此時此刻,張遼、文聘等人在馬超親兵的帶領下,來到了馬超所在的中軍大帳外面。
一行人止住腳步,馬超的親兵轉身對張遼拱手道:“請大都督稍候,小的進去通報一聲將軍。”
話音剛落,馬超營帳的捲簾就已經被人掀開了,龐德從裡面走了出來,對馬超的親兵呵斥道:“真是瞎了你的狗眼,沒看見是大都督親自來了嗎,大都督來了,還用進行通報嗎?還不快滾到一邊去!”
馬超的親兵低下頭,急忙對張遼說道:“小的有眼無珠,還請大都督恕罪!”
話音遺落,馬超的親兵便灰溜溜的離開了。
龐德則接着話茬,畢恭畢敬的對張遼說道:“大都督親自到來,末將有失遠迎,還請大都督恕罪!”
“無妨!”張遼緩緩的說道,“我聽徐將軍說,馬將軍身患重疾,已經臥牀不起了,這些天我忙於軍務,一直沒有時間來關心一下馬將軍,以至於纔會出現這種情況。所以,我特意讓人帶來了一些薄禮,前來看望一下馬將軍。龐將軍,馬將軍的病,可有大礙?”

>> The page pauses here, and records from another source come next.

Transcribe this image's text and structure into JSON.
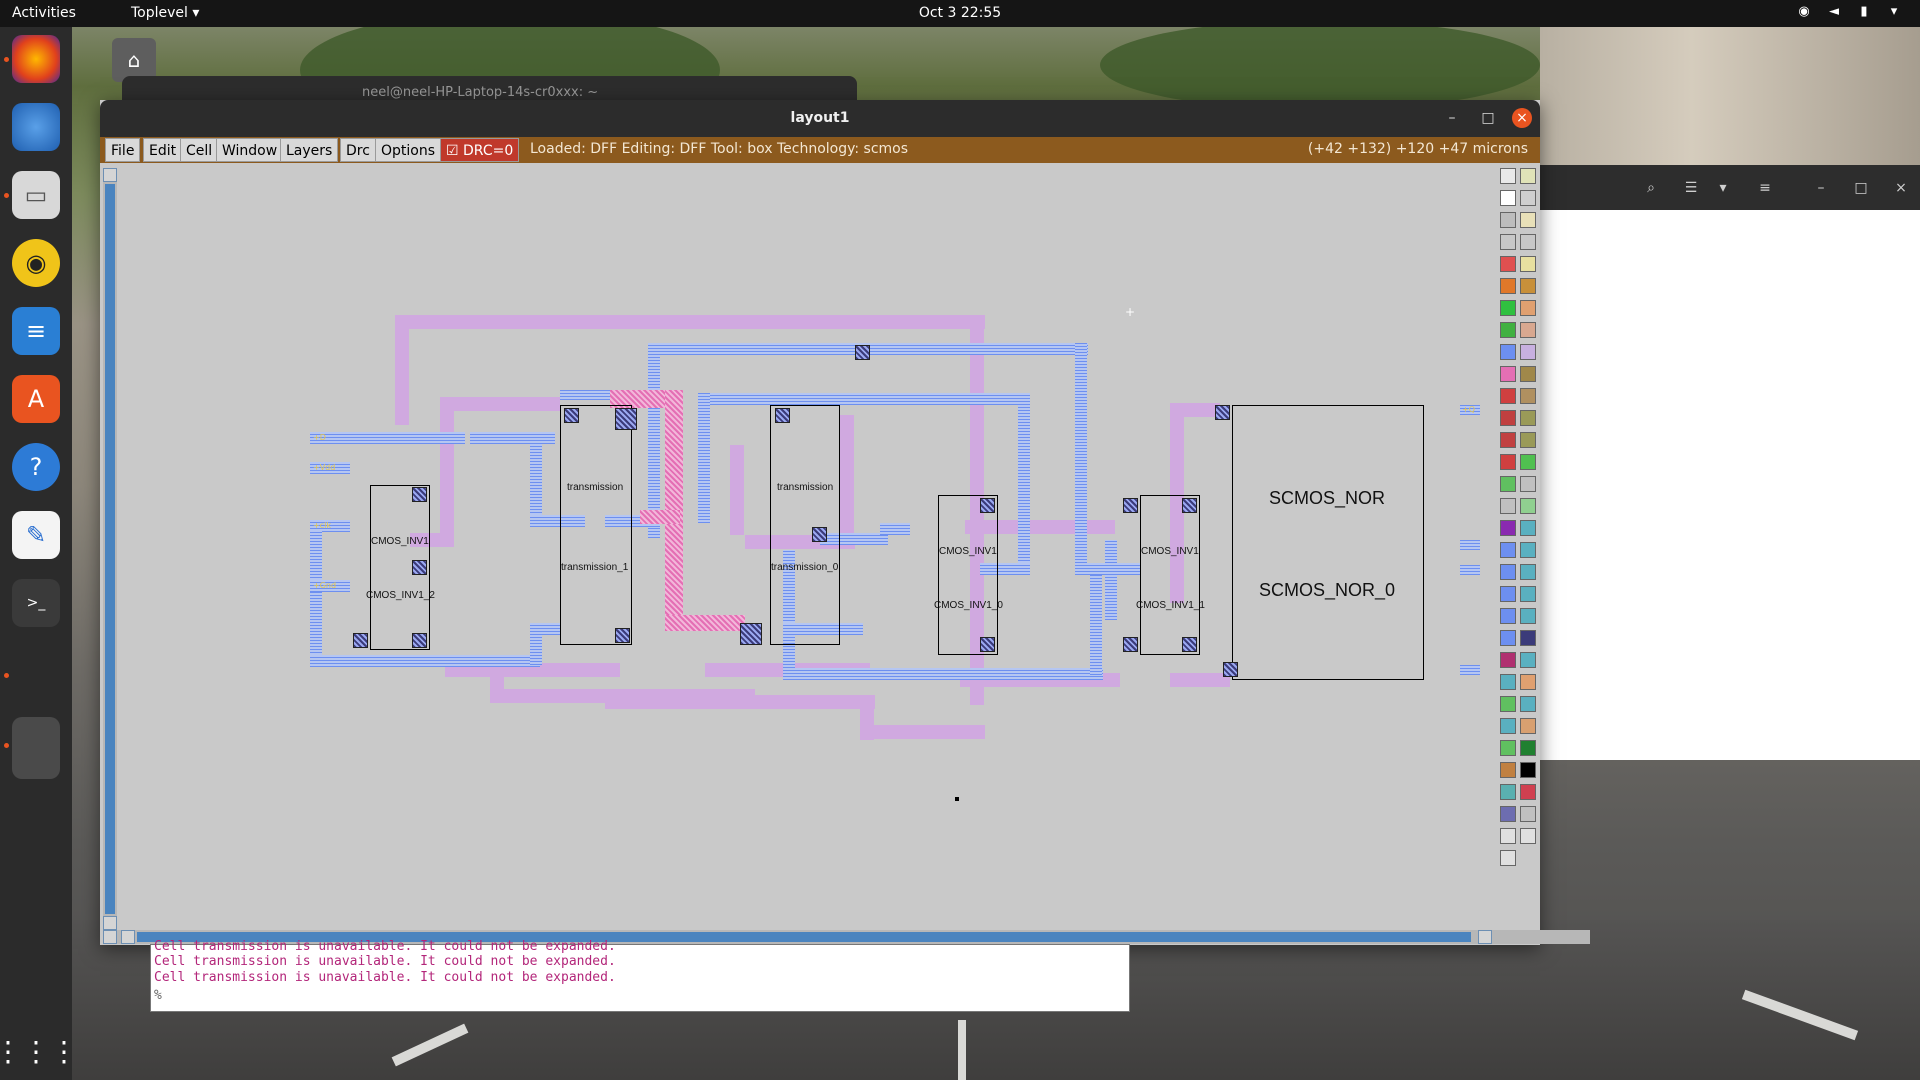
{
  "topbar": {
    "activities": "Activities",
    "app_menu": "Toplevel ▾",
    "clock": "Oct 3  22:55"
  },
  "dock": {
    "items": [
      "firefox-icon",
      "thunderbird-icon",
      "files-icon",
      "rhythmbox-icon",
      "writer-icon",
      "software-icon",
      "help-icon",
      "text-editor-icon",
      "terminal-icon",
      "blank-app-icon",
      "show-apps-icon"
    ]
  },
  "background_terminal": {
    "title": "neel@neel-HP-Laptop-14s-cr0xxx: ~"
  },
  "window": {
    "title": "layout1",
    "menu": [
      "File",
      "Edit",
      "Cell",
      "Window",
      "Layers",
      "Drc",
      "Options"
    ],
    "drc_label": "DRC=0",
    "status": "Loaded: DFF Editing: DFF Tool: box  Technology: scmos",
    "coords": "(+42 +132) +120 +47 microns"
  },
  "layout": {
    "cells": {
      "inv2": [
        "CMOS_INV1",
        "CMOS_INV1_2"
      ],
      "t1": [
        "transmission",
        "transmission_1"
      ],
      "t0": [
        "transmission",
        "transmission_0"
      ],
      "inv0": [
        "CMOS_INV1",
        "CMOS_INV1_0"
      ],
      "inv1": [
        "CMOS_INV1",
        "CMOS_INV1_1"
      ],
      "nor": [
        "SCMOS_NOR",
        "SCMOS_NOR_0"
      ]
    }
  },
  "console": {
    "lines": [
      "Cell transmission is unavailable.  It could not be expanded.",
      "Cell transmission is unavailable.  It could not be expanded.",
      "Cell transmission is unavailable.  It could not be expanded.",
      "%"
    ]
  },
  "colors": {
    "menubar": "#8c5a1e",
    "poly": "#d0a9e0",
    "metal": "#6d8ff0",
    "pdiff": "#e46fb4",
    "accent": "#e95420"
  }
}
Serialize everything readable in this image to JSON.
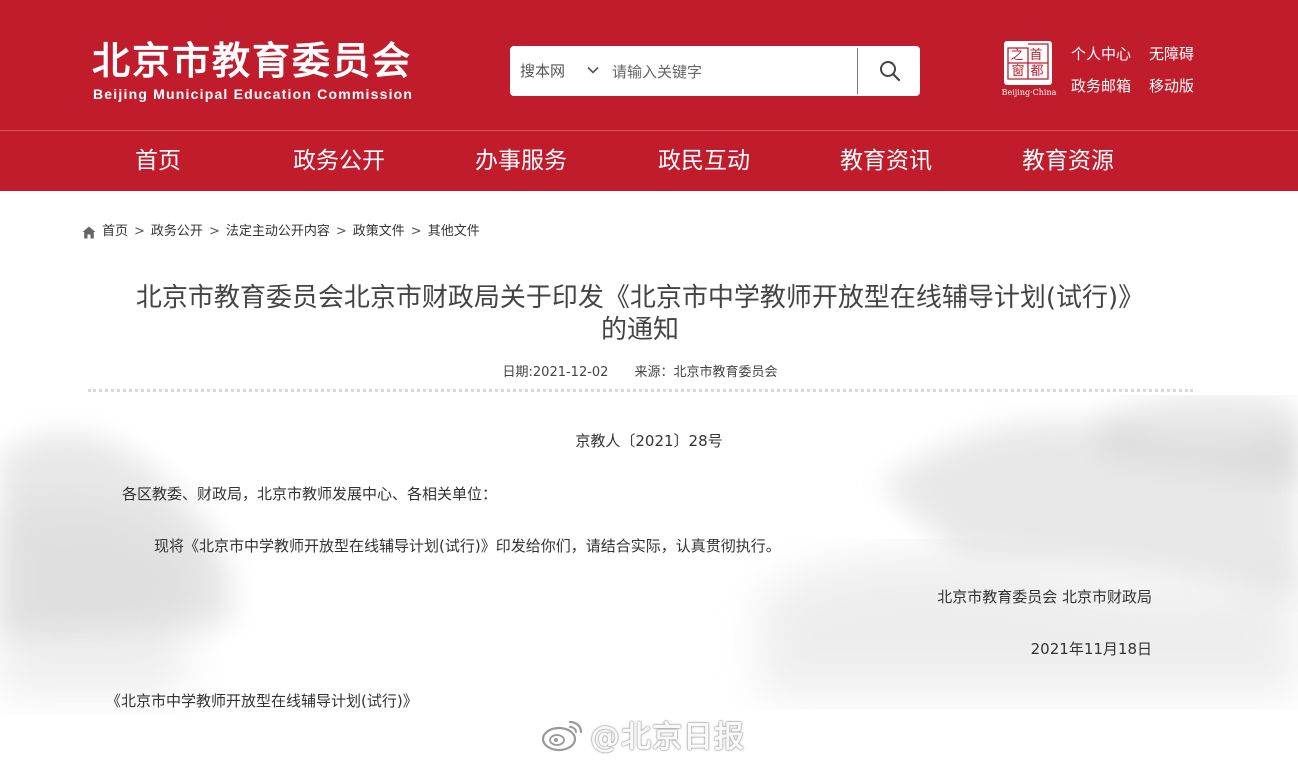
{
  "header": {
    "logo_cn": "北京市教育委员会",
    "logo_en": "Beijing Municipal Education Commission",
    "search": {
      "scope": "搜本网",
      "placeholder": "请输入关键字"
    },
    "seal": {
      "chars": [
        "首",
        "都",
        "之",
        "窗"
      ],
      "caption": "Beijing·China"
    },
    "links": [
      "个人中心",
      "无障碍",
      "政务邮箱",
      "移动版"
    ]
  },
  "nav": {
    "items": [
      "首页",
      "政务公开",
      "办事服务",
      "政民互动",
      "教育资讯",
      "教育资源"
    ]
  },
  "breadcrumb": {
    "items": [
      "首页",
      "政务公开",
      "法定主动公开内容",
      "政策文件",
      "其他文件"
    ],
    "separator": ">"
  },
  "article": {
    "title_line1": "北京市教育委员会北京市财政局关于印发《北京市中学教师开放型在线辅导计划(试行)》",
    "title_line2": "的通知",
    "date_label": "日期:2021-12-02",
    "source_label": "来源：北京市教育委员会",
    "doc_number": "京教人〔2021〕28号",
    "recipients": "各区教委、财政局，北京市教师发展中心、各相关单位：",
    "body": "现将《北京市中学教师开放型在线辅导计划(试行)》印发给你们，请结合实际，认真贯彻执行。",
    "signature": "北京市教育委员会 北京市财政局",
    "sign_date": "2021年11月18日",
    "attachment": "《北京市中学教师开放型在线辅导计划(试行)》"
  },
  "watermark": {
    "text": "@北京日报"
  },
  "colors": {
    "brand_red": "#c01c2c"
  }
}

龐德面色沉重,眉頭緊皺,重重的嘆了一口氣,緩緩的說道:“實不相瞞,我家將軍自來到南中以後,先是偶感風寒,接着又水土不服,也吃了軍醫所開的許多藥,非但不見效,反而愈加嚴重了,久而久之,才導致現在臥牀不起,可憐我家將軍他……”
說着說着,龐德的聲音便哽咽了,眼睛裡面更是泛着晶瑩的淚光,滾燙的熱淚在眼眶中打着轉轉,幾欲奪眶而出。
張遼龐德如此,心裡也是一驚,暗暗想道:“莫不是馬超真的重病不起了?”
帶着一絲狐疑,張遼對龐德道:“龐將軍,能否讓我進去看望一下馬將軍?”
龐德強忍住淚水落下,用手背擦拭了一下眼睛,這才閃開身子,對張遼說道:“大都督快裡面請。”
張遼轉身對身後的親兵說道:“你們幾個留在外面即可。”
龐德掀開了帳篷的捲簾,一股濃郁的草藥味道從裡面飄蕩了出來,直撲張遼的鼻子。
在龐德的帶領下,張遼踏進了大帳,瞥見了在帳中正在用小火煎熬的草藥,而在一處昏暗的燈光下,馬超則面色蒼白,有氣無力的躺在牀榻上一動不動,目光更是呆滯非常。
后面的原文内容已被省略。